Of the 64 households, 20.3% of which had children under the age of 18 living with them, 39.1% were married couples living together, 6.2% were cohabitating couples, 23.4% had a female householder with no spouse or partner present and 31.2% had a male householder with no spouse or partner present. 50.0% of all households were non-families. 42.2% of all households were made up of individuals, 20.3% had someone living alone who was 65 years old or older.

The median age in the city was 46.7 years. 23.0% of the residents were under the age of 20; 6.8% were between the ages of 20 and 24; 16.9% were from 25 and 44; 27.0% were from 45 and 64; and 26.4% were 65 years of age or older. The gender makeup of the city was 52.7% male and 47.3% female.

===2010 census===
As of the census of 2010, there were 182 people, 89 households, and 48 families living in the city. The population density was 627.6 PD/sqmi. There were 100 housing units at an average density of 344.8 /sqmi. The racial makeup of the city was 95.1% White, 0.5% Asian, 0.5% from other races, and 3.8% from two or more races. Hispanic or Latino of any race were 0.5% of the population.

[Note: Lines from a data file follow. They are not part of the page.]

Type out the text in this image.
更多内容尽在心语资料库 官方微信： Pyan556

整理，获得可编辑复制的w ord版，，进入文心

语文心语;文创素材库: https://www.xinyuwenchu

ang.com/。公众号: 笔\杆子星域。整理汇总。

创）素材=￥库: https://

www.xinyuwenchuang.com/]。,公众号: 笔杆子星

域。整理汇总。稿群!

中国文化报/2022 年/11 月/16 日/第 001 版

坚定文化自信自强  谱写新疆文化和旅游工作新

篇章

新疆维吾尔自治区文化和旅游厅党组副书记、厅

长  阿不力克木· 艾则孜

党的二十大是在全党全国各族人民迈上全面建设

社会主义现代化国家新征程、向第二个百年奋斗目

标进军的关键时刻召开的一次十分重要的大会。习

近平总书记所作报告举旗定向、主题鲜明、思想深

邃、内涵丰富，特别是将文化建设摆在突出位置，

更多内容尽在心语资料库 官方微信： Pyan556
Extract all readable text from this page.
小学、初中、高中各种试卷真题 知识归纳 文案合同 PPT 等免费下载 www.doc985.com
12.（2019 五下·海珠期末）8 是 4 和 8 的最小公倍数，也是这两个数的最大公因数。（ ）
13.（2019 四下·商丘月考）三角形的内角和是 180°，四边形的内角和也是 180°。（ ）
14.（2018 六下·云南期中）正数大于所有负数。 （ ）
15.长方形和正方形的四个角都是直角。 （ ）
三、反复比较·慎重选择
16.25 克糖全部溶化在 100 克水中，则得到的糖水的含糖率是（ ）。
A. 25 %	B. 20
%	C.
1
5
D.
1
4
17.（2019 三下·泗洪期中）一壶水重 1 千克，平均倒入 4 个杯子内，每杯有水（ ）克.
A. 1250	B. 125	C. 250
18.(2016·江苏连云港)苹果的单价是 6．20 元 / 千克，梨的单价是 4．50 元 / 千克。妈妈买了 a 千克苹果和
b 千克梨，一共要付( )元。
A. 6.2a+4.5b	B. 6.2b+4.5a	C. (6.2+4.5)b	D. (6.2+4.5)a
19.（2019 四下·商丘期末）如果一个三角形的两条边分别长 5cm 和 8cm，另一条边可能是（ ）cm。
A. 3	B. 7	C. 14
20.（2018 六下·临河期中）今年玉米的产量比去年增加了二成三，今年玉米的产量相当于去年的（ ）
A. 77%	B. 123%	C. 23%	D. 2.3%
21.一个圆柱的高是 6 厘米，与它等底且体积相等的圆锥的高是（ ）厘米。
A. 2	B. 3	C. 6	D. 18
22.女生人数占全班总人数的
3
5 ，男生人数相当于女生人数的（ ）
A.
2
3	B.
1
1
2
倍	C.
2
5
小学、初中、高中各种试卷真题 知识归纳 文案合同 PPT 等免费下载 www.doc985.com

There were 89 households, of which 20.2% had children under the age of 18 living with them, 43.8% were married couples living together, 6.7% had a female householder with no husband present, 3.4% had a male householder with no wife present, and 46.1% were non-families. 43.8% of all households were made up of individuals, and 28.1% had someone living alone who was 65 years of age or older. The average household size was 2.04 and the average family size was 2.83.

The median age in the city was 47.3 years. 21.4% of residents were under the age of 18; 4.8% were between the ages of 18 and 24; 20.3% were from 25 to 44; 24.6% were from 45 to 64; and 28.6% were 65 years of age or older. The gender makeup of the city was 53.3% male and 46.7% female.

===2000 census===
As of the census of 2000, there were 178 people, 87 households, and 56 families living in the city. The population density was 620.7 PD/sqmi. There were 105 housing units at an average density of 366.1 /sqmi. The racial makeup of the city was 99.44% White. Hispanic or Latino of any race were 0.56% of the population.

There were 87 households, out of which 17.2% had children under the age of 18 living with them, 52.9% were married couples living together, 4.6% had a female householder with no husband present, and 35.6% were non-families. 32.2% of all households were made up of individuals, and 17.2% had someone living alone who was 65 years of age or older. The average household size was 2.05 and the average family size was 2.50.

Age spread: 17.4% under the age of 18, 4.5% from 18 to 24, 20.2% from 25 to 44, 24.7% from 45 to 64, and 33.1% who were 65 years of age or older. The median age was 49 years. For every 100 females, there were 93.5 males. For every 100 females age 18 and over, there were 93.4 males.

The median income for a household in the city was $30,536, and the median income for a family was $31,625. Males had a median income of $27,188 versus $20,417 for females. The per capita income for the city was $18,780. None of the families and 7.0% of the population were living below the poverty line, including no under eighteens and 6.6% of those over 64.

==Education==
Nodaway Valley Community School District serves the community. It was formed on July 1, 2000, by the consolidation of the districts of Greenfield and Bridgewater–Fontanelle. Nodaway Valley High School is the joint high school.

==Notable person==
- Joy Corning, Lieutenant Governor of Iowa, was born in Bridgewater.